FRIDAY, Nov. 18 (HealthDay News) -- The introduction of a comprehensive, multicomponent perinatal safety initiative (PSI) can reduce adverse obstetric outcomes, improving patient safety and enhancing staff and patient experiences, according to a study published in the Journal for Healthcare Quality.

Brian Wagner, M.D., from the North Shore-Long Island Jewish Health System in Great Neck, N.Y., and colleagues examined whether implementation of a multistep, multicomponent PSI, introduced from 2007 to 2009, decreased adverse outcomes. The initiatives included evidence-based protocols; formalized team training stressing communication; standardizing electronic fetal monitoring with requisite documentation of competence; a program simulating high-risk obstetrical emergencies; and distribution of an integrated educational program among all health care providers. The Adverse Outcome Index was modified (MAOI) to follow 11 adverse outcome measures and in addition, individual components were assessed.

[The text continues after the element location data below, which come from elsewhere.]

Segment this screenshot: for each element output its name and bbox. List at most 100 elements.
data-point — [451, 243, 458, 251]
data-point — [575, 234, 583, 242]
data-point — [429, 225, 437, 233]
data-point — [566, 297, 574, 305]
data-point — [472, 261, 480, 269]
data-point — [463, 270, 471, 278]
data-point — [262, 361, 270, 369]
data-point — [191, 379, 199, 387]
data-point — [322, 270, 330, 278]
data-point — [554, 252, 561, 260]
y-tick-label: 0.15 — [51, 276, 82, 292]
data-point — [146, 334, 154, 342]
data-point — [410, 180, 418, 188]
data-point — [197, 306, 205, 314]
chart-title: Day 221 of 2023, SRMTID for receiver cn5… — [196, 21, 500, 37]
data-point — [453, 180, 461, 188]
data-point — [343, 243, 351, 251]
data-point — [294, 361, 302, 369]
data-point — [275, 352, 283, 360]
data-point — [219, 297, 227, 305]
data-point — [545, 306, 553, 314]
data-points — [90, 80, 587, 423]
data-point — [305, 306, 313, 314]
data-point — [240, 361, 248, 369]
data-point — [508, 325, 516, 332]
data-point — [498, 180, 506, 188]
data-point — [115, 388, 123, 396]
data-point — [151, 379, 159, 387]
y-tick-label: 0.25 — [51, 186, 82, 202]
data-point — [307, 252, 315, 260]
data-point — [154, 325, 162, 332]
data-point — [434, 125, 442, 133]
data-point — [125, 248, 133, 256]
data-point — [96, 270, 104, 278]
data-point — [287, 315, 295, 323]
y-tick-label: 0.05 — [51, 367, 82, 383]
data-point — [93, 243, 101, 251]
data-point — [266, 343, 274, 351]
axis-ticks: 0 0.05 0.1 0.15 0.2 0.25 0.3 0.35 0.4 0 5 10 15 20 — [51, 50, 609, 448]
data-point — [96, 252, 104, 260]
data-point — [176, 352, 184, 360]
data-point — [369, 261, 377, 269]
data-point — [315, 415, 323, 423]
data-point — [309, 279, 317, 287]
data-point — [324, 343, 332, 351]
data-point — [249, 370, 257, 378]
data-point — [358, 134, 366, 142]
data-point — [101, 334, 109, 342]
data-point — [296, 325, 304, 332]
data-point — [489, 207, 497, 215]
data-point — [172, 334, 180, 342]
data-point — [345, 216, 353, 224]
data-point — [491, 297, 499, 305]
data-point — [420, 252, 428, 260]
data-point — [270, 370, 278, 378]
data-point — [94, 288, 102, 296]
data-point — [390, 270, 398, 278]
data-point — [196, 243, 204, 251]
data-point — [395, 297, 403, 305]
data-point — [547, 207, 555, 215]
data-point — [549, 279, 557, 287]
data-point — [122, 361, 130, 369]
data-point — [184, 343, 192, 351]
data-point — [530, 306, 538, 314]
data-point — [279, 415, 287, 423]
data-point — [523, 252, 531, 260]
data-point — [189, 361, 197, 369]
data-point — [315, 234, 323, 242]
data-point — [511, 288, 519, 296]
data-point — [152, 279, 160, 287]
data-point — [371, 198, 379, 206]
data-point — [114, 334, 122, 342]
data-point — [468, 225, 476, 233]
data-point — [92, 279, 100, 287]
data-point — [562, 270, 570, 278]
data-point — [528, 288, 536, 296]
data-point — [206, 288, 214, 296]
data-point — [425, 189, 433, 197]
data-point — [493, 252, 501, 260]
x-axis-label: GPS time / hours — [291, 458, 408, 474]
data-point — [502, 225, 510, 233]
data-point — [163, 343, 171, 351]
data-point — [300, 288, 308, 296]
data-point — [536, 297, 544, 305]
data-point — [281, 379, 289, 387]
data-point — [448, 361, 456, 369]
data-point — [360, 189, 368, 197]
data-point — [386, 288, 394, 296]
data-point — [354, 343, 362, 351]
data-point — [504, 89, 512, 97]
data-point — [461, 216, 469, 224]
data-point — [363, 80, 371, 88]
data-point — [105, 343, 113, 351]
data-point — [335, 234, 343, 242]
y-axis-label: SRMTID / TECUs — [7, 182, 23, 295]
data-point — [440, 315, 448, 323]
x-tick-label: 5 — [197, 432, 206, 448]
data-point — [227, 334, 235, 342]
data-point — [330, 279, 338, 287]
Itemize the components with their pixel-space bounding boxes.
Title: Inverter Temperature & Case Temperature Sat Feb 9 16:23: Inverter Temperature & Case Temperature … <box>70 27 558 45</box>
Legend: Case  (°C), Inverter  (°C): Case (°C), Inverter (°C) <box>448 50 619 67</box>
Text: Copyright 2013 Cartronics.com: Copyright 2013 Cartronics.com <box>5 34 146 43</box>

The investigators found that the MAOI decreased significantly from 2.0 to 0.8 percent within the first year, and this was sustained throughout the two-year period. Rates of return to the operating room and birth trauma were also significantly reduced over time. Staff perceptions of safety, patient perceptions of staff cooperation, the management and documentation of abnormal fetal heart rate tracings, and the documentation of obstetric hemorrhage improved significantly.

"This study demonstrates that a comprehensive PSI can significantly reduce adverse obstetric outcomes, thereby improving patient safety and enhancing staff and patient experiences," the authors write.